The presumption of innocence is one of the basic principles of justice. It is summed up in article 6.2 of the European Convention of Human Rights: “Everyone charged with a criminal offence shall be presumed innocent until proved guilty according to law."
The principle states that the courts must prove the guilt of a criminal defendant. It is not for him to prove his innocence. The burden of proof rests with the prosecution.
This principle can be traced back to Roman times. The sixth century Digest of Justinian states: Ei incumbit probatio qui dicit, non qui negat "Proof lies on him who asserts, not on him who denies".
The development of the presumption of innocence in the modern era took place primarily in the common law jurisdictions of England and the United States. From there it took root in international human rights law in the 20th century.
The presumption of innocence, as a general principle, extends beyond the confines of the courts of law. The media should also respect a person’s right to their good name, and their right to be presumed innocent until they are found guilty by due process of law.

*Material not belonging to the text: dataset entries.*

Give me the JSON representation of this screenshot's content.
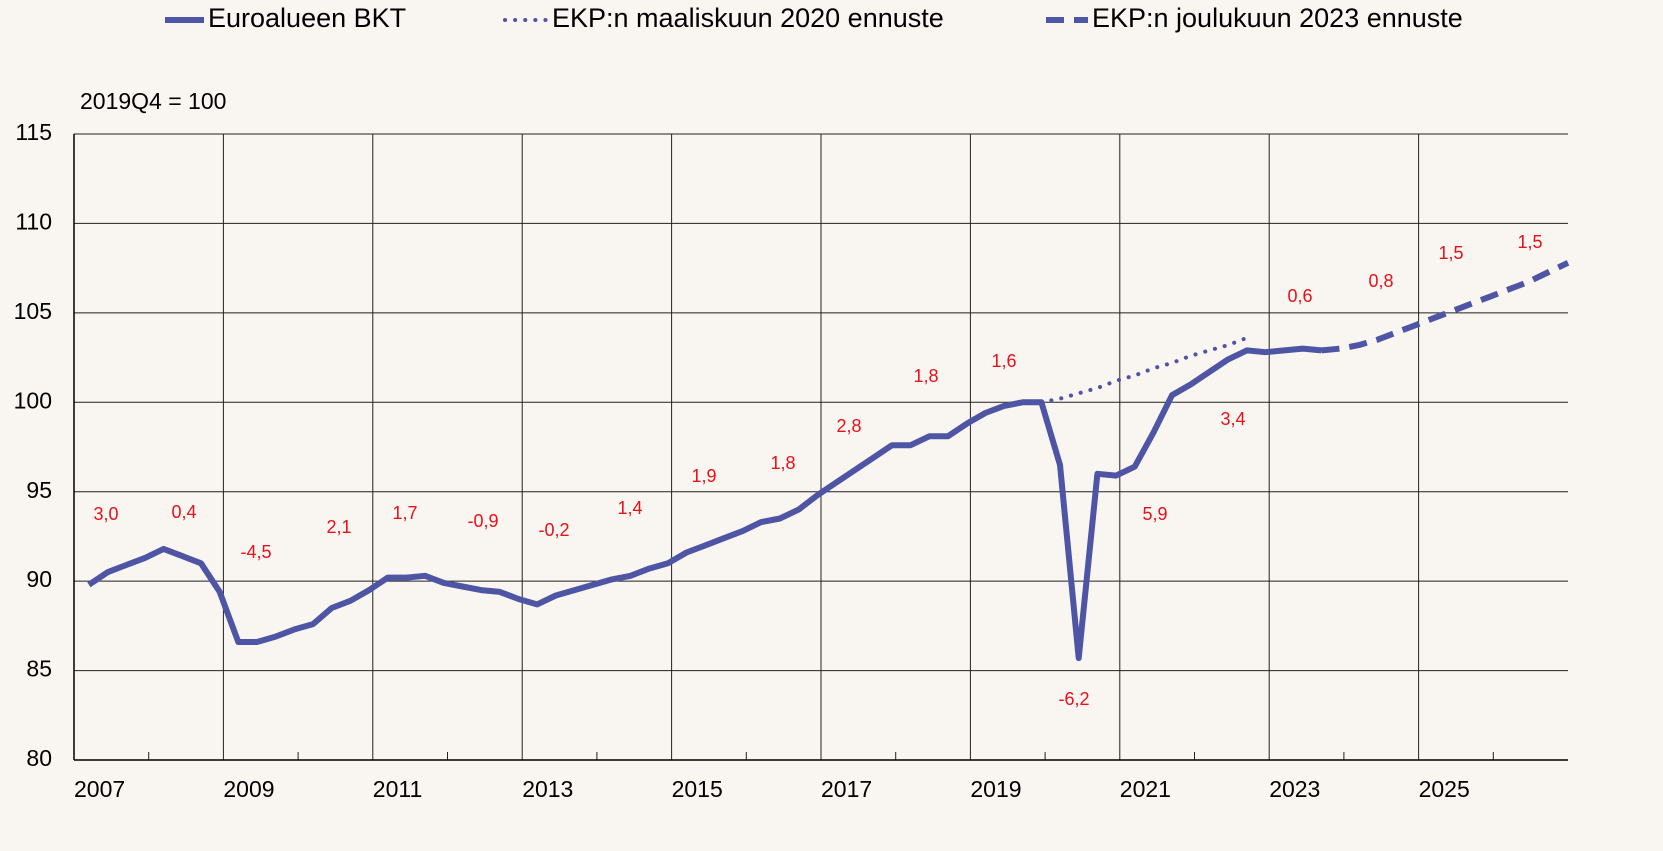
{
  "chart_data": {
    "type": "line",
    "unit_label": "2019Q4 = 100",
    "xlim": [
      2007,
      2027
    ],
    "xticks": [
      2007,
      2009,
      2011,
      2013,
      2015,
      2017,
      2019,
      2021,
      2023,
      2025
    ],
    "ylim": [
      80,
      115
    ],
    "yticks": [
      80,
      85,
      90,
      95,
      100,
      105,
      110,
      115
    ],
    "grid": true,
    "legend": "top",
    "series": [
      {
        "name": "Euroalueen BKT",
        "color": "#4e55a5",
        "style": "solid",
        "x": [
          2007.2,
          2007.45,
          2007.7,
          2007.95,
          2008.2,
          2008.45,
          2008.7,
          2008.95,
          2009.2,
          2009.45,
          2009.7,
          2009.95,
          2010.2,
          2010.45,
          2010.7,
          2010.95,
          2011.2,
          2011.45,
          2011.7,
          2011.95,
          2012.2,
          2012.45,
          2012.7,
          2012.95,
          2013.2,
          2013.45,
          2013.7,
          2013.95,
          2014.2,
          2014.45,
          2014.7,
          2014.95,
          2015.2,
          2015.45,
          2015.7,
          2015.95,
          2016.2,
          2016.45,
          2016.7,
          2016.95,
          2017.2,
          2017.45,
          2017.7,
          2017.95,
          2018.2,
          2018.45,
          2018.7,
          2018.95,
          2019.2,
          2019.45,
          2019.7,
          2019.95,
          2020.2,
          2020.45,
          2020.7,
          2020.95,
          2021.2,
          2021.45,
          2021.7,
          2021.95,
          2022.2,
          2022.45,
          2022.7,
          2022.95,
          2023.2,
          2023.45,
          2023.7
        ],
        "values": [
          89.8,
          90.5,
          90.9,
          91.3,
          91.8,
          91.4,
          91.0,
          89.4,
          86.6,
          86.6,
          86.9,
          87.3,
          87.6,
          88.5,
          88.9,
          89.5,
          90.2,
          90.2,
          90.3,
          89.9,
          89.7,
          89.5,
          89.4,
          89.0,
          88.7,
          89.2,
          89.5,
          89.8,
          90.1,
          90.3,
          90.7,
          91.0,
          91.6,
          92.0,
          92.4,
          92.8,
          93.3,
          93.5,
          94.0,
          94.8,
          95.5,
          96.2,
          96.9,
          97.6,
          97.6,
          98.1,
          98.1,
          98.8,
          99.4,
          99.8,
          100.0,
          100.0,
          96.5,
          85.7,
          96.0,
          95.9,
          96.4,
          98.3,
          100.4,
          101.0,
          101.7,
          102.4,
          102.9,
          102.8,
          102.9,
          103.0,
          102.9
        ]
      },
      {
        "name": "EKP:n maaliskuun 2020 ennuste",
        "color": "#4e55a5",
        "style": "dotted",
        "x": [
          2019.95,
          2020.2,
          2020.45,
          2020.7,
          2020.95,
          2021.2,
          2021.45,
          2021.7,
          2021.95,
          2022.2,
          2022.45,
          2022.7
        ],
        "values": [
          100.0,
          100.2,
          100.5,
          100.8,
          101.2,
          101.5,
          101.9,
          102.2,
          102.6,
          102.9,
          103.2,
          103.6
        ]
      },
      {
        "name": "EKP:n joulukuun 2023 ennuste",
        "color": "#4e55a5",
        "style": "dashed",
        "x": [
          2023.7,
          2023.95,
          2024.2,
          2024.45,
          2024.7,
          2024.95,
          2025.2,
          2025.45,
          2025.7,
          2025.95,
          2026.2,
          2026.45,
          2026.7,
          2027
        ],
        "values": [
          102.9,
          103.0,
          103.2,
          103.5,
          103.9,
          104.3,
          104.7,
          105.1,
          105.5,
          105.9,
          106.3,
          106.7,
          107.2,
          107.8
        ]
      }
    ],
    "growth_labels": [
      "3,0",
      "0,4",
      "-4,5",
      "2,1",
      "1,7",
      "-0,9",
      "-0,2",
      "1,4",
      "1,9",
      "1,8",
      "2,8",
      "1,8",
      "1,6",
      "-6,2",
      "5,9",
      "3,4",
      "0,6",
      "0,8",
      "1,5",
      "1,5"
    ]
  }
}
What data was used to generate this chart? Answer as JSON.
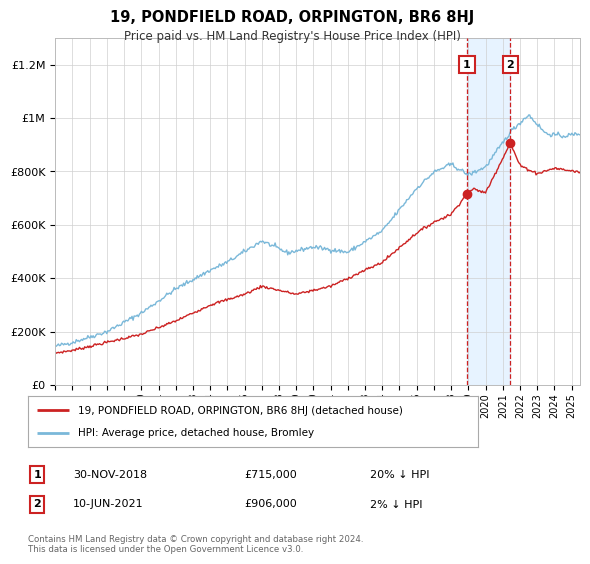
{
  "title": "19, PONDFIELD ROAD, ORPINGTON, BR6 8HJ",
  "subtitle": "Price paid vs. HM Land Registry's House Price Index (HPI)",
  "ylim": [
    0,
    1300000
  ],
  "yticks": [
    0,
    200000,
    400000,
    600000,
    800000,
    1000000,
    1200000
  ],
  "ytick_labels": [
    "£0",
    "£200K",
    "£400K",
    "£600K",
    "£800K",
    "£1M",
    "£1.2M"
  ],
  "hpi_color": "#7ab8d9",
  "price_color": "#cc2222",
  "shade_color": "#ddeeff",
  "event1": {
    "date_label": "30-NOV-2018",
    "price": 715000,
    "hpi_pct": "20% ↓ HPI",
    "x_year": 2018.92
  },
  "event2": {
    "date_label": "10-JUN-2021",
    "price": 906000,
    "hpi_pct": "2% ↓ HPI",
    "x_year": 2021.44
  },
  "legend_entries": [
    "19, PONDFIELD ROAD, ORPINGTON, BR6 8HJ (detached house)",
    "HPI: Average price, detached house, Bromley"
  ],
  "footnote": "Contains HM Land Registry data © Crown copyright and database right 2024.\nThis data is licensed under the Open Government Licence v3.0.",
  "background_color": "#ffffff",
  "xlim_start": 1995,
  "xlim_end": 2025.5
}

In the UK, anyone publishing commentary on matters coming before the criminal courts, which are sub judice (Latin for "under judgment"), can potentially be held to be in contempt of court. That is the case whether you are a Twitter troll, or the editor of a newspaper, or someone commenting on Facebook. People close to a crime sometimes cannot resist publishing details and speculation, including the names of victims of sexual crimes, for example, who may have a right to anonymity. Such commentary can also breach the rights of children and young people mentioned in criminal cases, who also can have a right to anonymity.
If reporting on criminal proceedings, the media should carefully state that anyone on trial is “accused” and that what they are accused of is “alleged”. They should scrupulously follow and orders the courts make. Indeed, widespread coverage suggesting the guilt of a defendant, may enable them to argue that they cannot get a fair trial.
In the past, publication was done only by professional media organisations. Nowadays, anybody with Internet access can instantly publish material to the entire world. In just a few hours, online rumours can become repeated so often online that they are treated as fact by millions.
Last year, the Arkansas Supreme Court reversed a murder conviction because a juror who had used their mobile phone to use tweet about the trial during jury deliberations. In Texas, a juror was found guilty of contempt of court when he tried to "friend" the defendant on Facebook.
Similar concerns arose surrounding the Australian trial of the suspect for murder victim Jill Meagher. A vast amount of prejudicial online commentary about the accused prompted fears that the defendant would not get a fair trial. Victorian police pleaded with people not to post such comments, saying, “it is inappropriate to post speculation or comments about matters before the courts".
The Internet can act as an uncensored global rumour mill. Its role in diminishing the presumption of innocence cannot be ignored - either by courts, or by anyone involved in the publication of allegations. Even “trial by media” is far preferable to “trial by social media.” In the Internet age, the publication of mere allegations are more likely than ever to injure a person’s human right to be presumed innocent.
Online commentary can also frustrate the prosecution of the guilty. Thanks to social media, we are all publishers now. Yet most people do not know the rules involved in being a publisher, and the impact they can have on criminal justice . In much the same way as texting and driving has become socially unacceptable, so should making online commentary on matters coming before the criminal courts. So doing, can make the innocent seem guilty, without fair process - and it can help the guilty to escape punishment for their crimes.